Powerful amplifiers are required to drive electrostatic
transducers. The power required is proportional to the air gap
spacing. For maximum output, the transducer operates at a voltage
gradient as large as the air in the air gap will withstand without
corona or sparking. Thus to minimize the power required, the air
gap should be made as small as possible.
The maximum acoustic power available from an electrostatic
transducer is limited by the dielectric strength of air. Between
the diaphragm and the electrodes, with a 50 mil spacing, a corona
will occur at about 5000 volts. This is a gradient of 100 V/mil.
Many dielectric materials in thicknesses of a few mils will
withstand 5000 V/mil for short time voltage applied. This is about
50 times what air will withstand. For continuous voltage
application, many dielectrics will withstand 500 V/mil. This is
about 5 times what air will withstand.
Diaphragms in electrostatic transducers are nearly always made of
thin plastic film (less than 1 mil). Even a small speak will burn a
hole in the film. Electrode design must preclude any sparking at
all. This can be achieved by two presently employed techniques. In
one technique, the electrode conductors are jacketed by insulation.

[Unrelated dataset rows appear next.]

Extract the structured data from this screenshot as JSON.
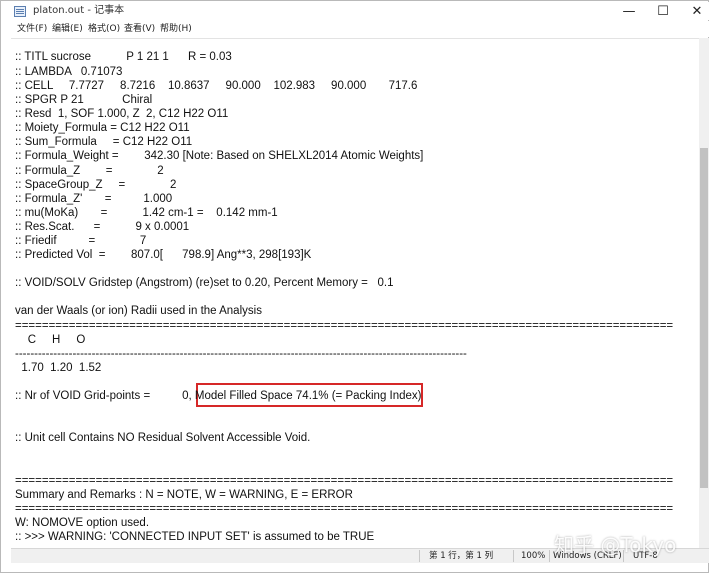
{
  "window": {
    "title": "platon.out - 记事本",
    "min_glyph": "—",
    "max_glyph": "☐",
    "close_glyph": "✕"
  },
  "menu": [
    "文件(F)",
    "编辑(E)",
    "格式(O)",
    "查看(V)",
    "帮助(H)"
  ],
  "lines": [
    ":: TITL sucrose           P 1 21 1      R = 0.03",
    ":: LAMBDA   0.71073",
    ":: CELL     7.7727     8.7216    10.8637     90.000    102.983     90.000       717.6",
    ":: SPGR P 21            Chiral",
    ":: Resd  1, SOF 1.000, Z  2, C12 H22 O11",
    ":: Moiety_Formula = C12 H22 O11",
    ":: Sum_Formula     = C12 H22 O11",
    ":: Formula_Weight =        342.30 [Note: Based on SHELXL2014 Atomic Weights]",
    ":: Formula_Z        =              2",
    ":: SpaceGroup_Z     =              2",
    ":: Formula_Z'       =          1.000",
    ":: mu(MoKa)       =           1.42 cm-1 =    0.142 mm-1",
    ":: Res.Scat.      =           9 x 0.0001",
    ":: Friedif          =              7",
    ":: Predicted Vol  =        807.0[      798.9] Ang**3, 298[193]K",
    "",
    ":: VOID/SOLV Gridstep (Angstrom) (re)set to 0.20, Percent Memory =   0.1",
    "",
    "van der Waals (or ion) Radii used in the Analysis",
    "==================================================================================================",
    "    C     H     O",
    "----------------------------------------------------------------------------------------------------------------------",
    "  1.70  1.20  1.52",
    "",
    ":: Nr of VOID Grid-points =          0, Model Filled Space 74.1% (= Packing Index)",
    "",
    "",
    ":: Unit cell Contains NO Residual Solvent Accessible Void.",
    "",
    "",
    "==================================================================================================",
    "Summary and Remarks : N = NOTE, W = WARNING, E = ERROR",
    "==================================================================================================",
    "W: NOMOVE option used.",
    ":: >>> WARNING: 'CONNECTED INPUT SET' is assumed to be TRUE"
  ],
  "status": {
    "position": "第 1 行，第 1 列",
    "zoom": "100%",
    "line_ending": "Windows (CRLF)",
    "encoding": "UTF-8"
  },
  "watermark": "知乎 @Tokyo",
  "colors": {
    "highlight_border": "#d62828"
  }
}
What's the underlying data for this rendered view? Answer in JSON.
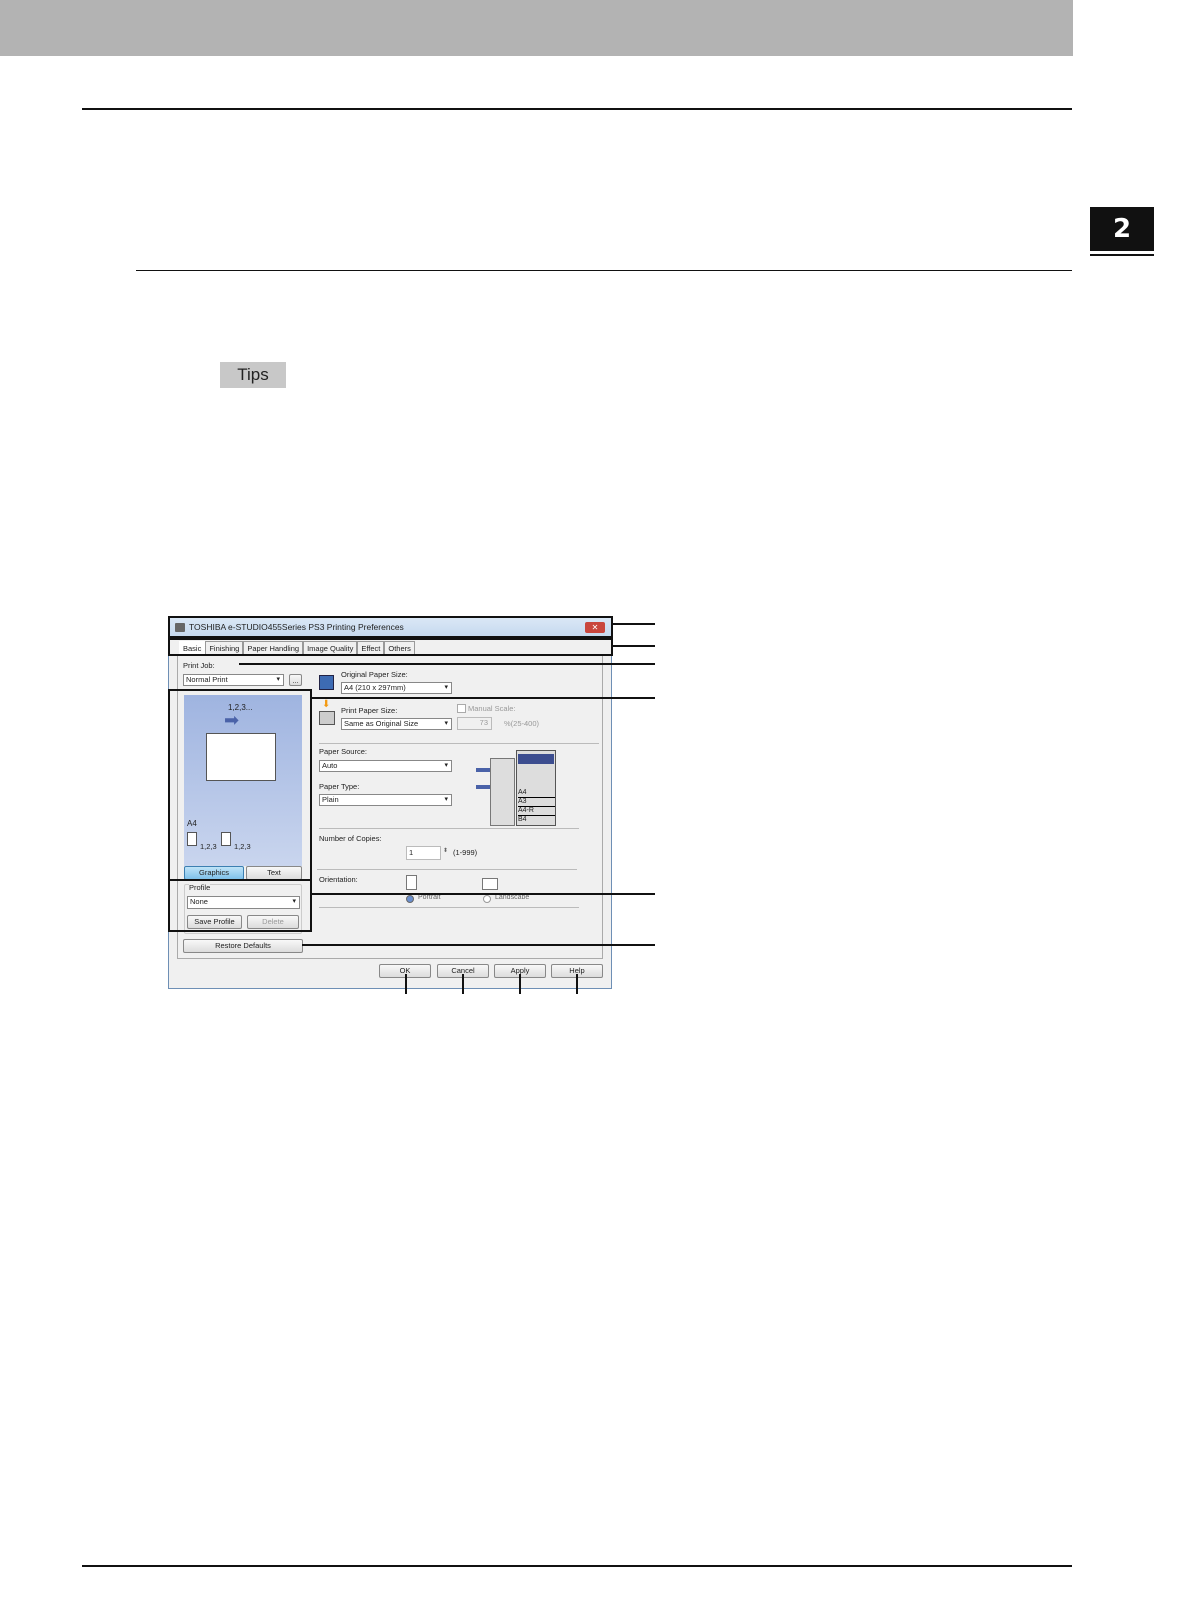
{
  "chapter_number": "2",
  "tips_label": "Tips",
  "dialog": {
    "title": "TOSHIBA e-STUDIO455Series PS3 Printing Preferences",
    "close": "✕",
    "tabs": [
      "Basic",
      "Finishing",
      "Paper Handling",
      "Image Quality",
      "Effect",
      "Others"
    ],
    "print_job_label": "Print Job:",
    "print_job_value": "Normal Print",
    "more_button": "...",
    "original_paper_size_label": "Original Paper Size:",
    "original_paper_size_value": "A4 (210 x 297mm)",
    "print_paper_size_label": "Print Paper Size:",
    "print_paper_size_value": "Same as Original Size",
    "manual_scale_label": "Manual Scale:",
    "manual_scale_value": "73",
    "manual_scale_range": "%(25-400)",
    "paper_source_label": "Paper Source:",
    "paper_source_value": "Auto",
    "paper_type_label": "Paper Type:",
    "paper_type_value": "Plain",
    "trays": [
      "A4",
      "A3",
      "A4-R",
      "B4"
    ],
    "copies_label": "Number of Copies:",
    "copies_value": "1",
    "copies_range": "(1-999)",
    "orientation_label": "Orientation:",
    "orientation_options": [
      "Portrait",
      "Landscape"
    ],
    "preview_order": "1,2,3...",
    "preview_paper": "A4",
    "preview_collate": [
      "1,2,3",
      "1,2,3"
    ],
    "view_buttons": [
      "Graphics",
      "Text"
    ],
    "profile_label": "Profile",
    "profile_value": "None",
    "save_profile": "Save Profile",
    "delete": "Delete",
    "restore_defaults": "Restore Defaults",
    "buttons": {
      "ok": "OK",
      "cancel": "Cancel",
      "apply": "Apply",
      "help": "Help"
    }
  }
}
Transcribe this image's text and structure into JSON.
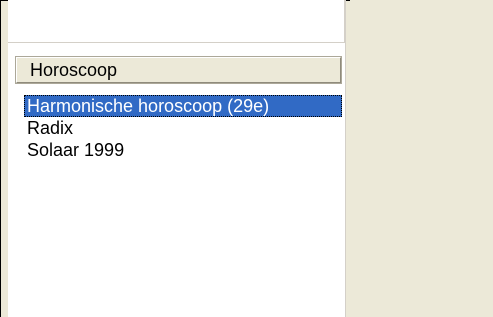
{
  "list_header": {
    "label": "Horoscoop"
  },
  "horoscope_list": {
    "items": [
      {
        "label": "Harmonische horoscoop (29e)",
        "selected": true
      },
      {
        "label": "Radix",
        "selected": false
      },
      {
        "label": "Solaar 1999",
        "selected": false
      }
    ]
  },
  "colors": {
    "selection": "#316ac5",
    "panel_background": "#ece9d8",
    "list_background": "#ffffff"
  }
}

In a second technique, a relatively thick nonconductive electrode
substrate is coated with a conductive coating and a relatively
large distance between the diaphragm and the conductive coating on
the electrode is provided.
With regard to insulation on electrodes, most common dielectric
materials used for electrode insulation have a volume resistivity
lying in the range of 10.sup.14 to 10.sup.17 ohms cm. A capacitor
made employing such dielectric materials retain its charge for
minutes. A difficultly arises when such material is used for
insulation on wires or plates to be used as electrodes in
electrostatic transducers. When momentary overload voltage
gradients in the air gap reach corona level, the charge transfer
deposits on the dielectric surface and remains there for some time.
This results in reducing the polarizing voltage and reduces the
audio output with concurrent sound distortion. As the charge leaks
away through the dielectric, the audio output returns to
normal.
If the dielectric used in the electrode would have a voltage
resistivity of no more than about 10.sup.11 ohm cm, about 10.sup.4
times lower than most insulators, the recovery time would be only
about 0.1 seconds, short enough to completely eliminate the problem
of recovery time and the concurrent audio distortion. A present
technique to reduce the volume resistivity of a dielectric material
to 10.sup.11 ohm cm involves adding carbon to an epoxy electrode.
However, volume resistivity is hard to control by this method and
very sensitive to the amount of carbon present, the mixing time,
and other factors. In addition, this material has the undesirable
property of being nonlinear; that is, the current through the
material is proportional to the square of the applied voltage, and
thus the current is not linearly proportional to the voltage
applied.
Present designs for electrode structures for electrostatic
transducers are of five general types. One present electrode
structure employs an insulated wire strung back and forth across a
framework providing space between the wires to allow sound to pass
through. A second present electrode consists simply of a flat metal
sheet with holes in it to allow sound to pass through. A third
electrode is simply a flat metal sheet coated with a layer of
insulation material. Another present electrode structure is
comprised of a sheet of insulating material perforated with a
plurality of holes and coated on the outer side with a conductive
coating. Finally, another present electrode structure is comprised
of a series of relatively thick dielectric bars having a relatively
high dielectric constant K and a relatively low volume resistivity.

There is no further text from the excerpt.